Struggling to put two equations together effectively again. I have my income equation:
$$ y=zk^\alpha $$
And I'm trying to plug it into my marginal product of capital
$$ MPK=\alpha z k^{\alpha-1} $$
I know the end product is
$$\alpha (zy^{\alpha -1})^\frac{1}{\alpha} $$
But I can't see how to convert income into an effective equation to plug into my problem.
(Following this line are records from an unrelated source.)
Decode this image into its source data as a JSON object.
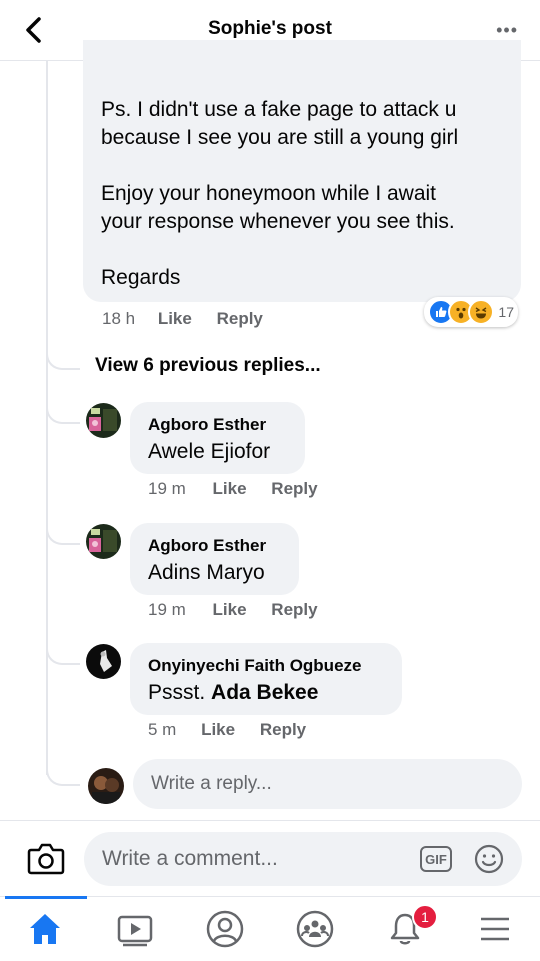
{
  "header": {
    "title": "Sophie's post",
    "more": "•••"
  },
  "main_comment": {
    "text": "Ps. I didn't use a fake page to attack u\nbecause I see you are still a young girl\n\nEnjoy your honeymoon while I await\nyour response whenever you see this.\n\nRegards",
    "time": "18 h",
    "like_label": "Like",
    "reply_label": "Reply",
    "reaction_count": "17",
    "reaction_icons": [
      "like-icon",
      "wow-icon",
      "haha-icon"
    ]
  },
  "view_previous": "View 6 previous replies...",
  "replies": [
    {
      "author": "Agboro Esther",
      "text": "Awele Ejiofor",
      "time": "19 m",
      "like_label": "Like",
      "reply_label": "Reply"
    },
    {
      "author": "Agboro Esther",
      "text": "Adins Maryo",
      "time": "19 m",
      "like_label": "Like",
      "reply_label": "Reply"
    },
    {
      "author": "Onyinyechi Faith Ogbueze",
      "text_prefix": "Pssst.",
      "text_tag": "Ada Bekee",
      "time": "5 m",
      "like_label": "Like",
      "reply_label": "Reply"
    }
  ],
  "reply_input": {
    "placeholder": "Write a reply..."
  },
  "composer": {
    "placeholder": "Write a comment...",
    "gif_label": "GIF"
  },
  "tabs": [
    "home-icon",
    "watch-icon",
    "profile-icon",
    "groups-icon",
    "notifications-icon",
    "menu-icon"
  ],
  "notifications_badge": "1",
  "colors": {
    "accent": "#1877f2",
    "bubble": "#f0f2f5",
    "secondary_text": "#65676b",
    "badge": "#e41e3f"
  }
}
I always end up with funny powers that don't seem to fit.
Thanks!
You have $y=zk^\alpha$, so you can express $k$ in terms of $y$ as follows:- $$k^\alpha=\left(\frac{y}{z}\right)\Rightarrow k= \left(\frac{y}{z}\right)^{\frac{1}{\alpha}} $$ Substituting the value of $k$ into the $MPK$ results in:- $$MPK=\alpha z k^{\alpha-1}=\alpha z\left(\frac{y}{z}\right)^{\frac{\alpha-1}{\alpha}}=\alpha z^{(1-\frac{\alpha-1}{\alpha})}y^{\frac{\alpha-1}{\alpha}}=\alpha z^{\frac{1}{\alpha}}y^{\frac{\alpha-1}{\alpha}}=\alpha (zy^{\alpha-1})^{\frac{1}{\alpha}}$$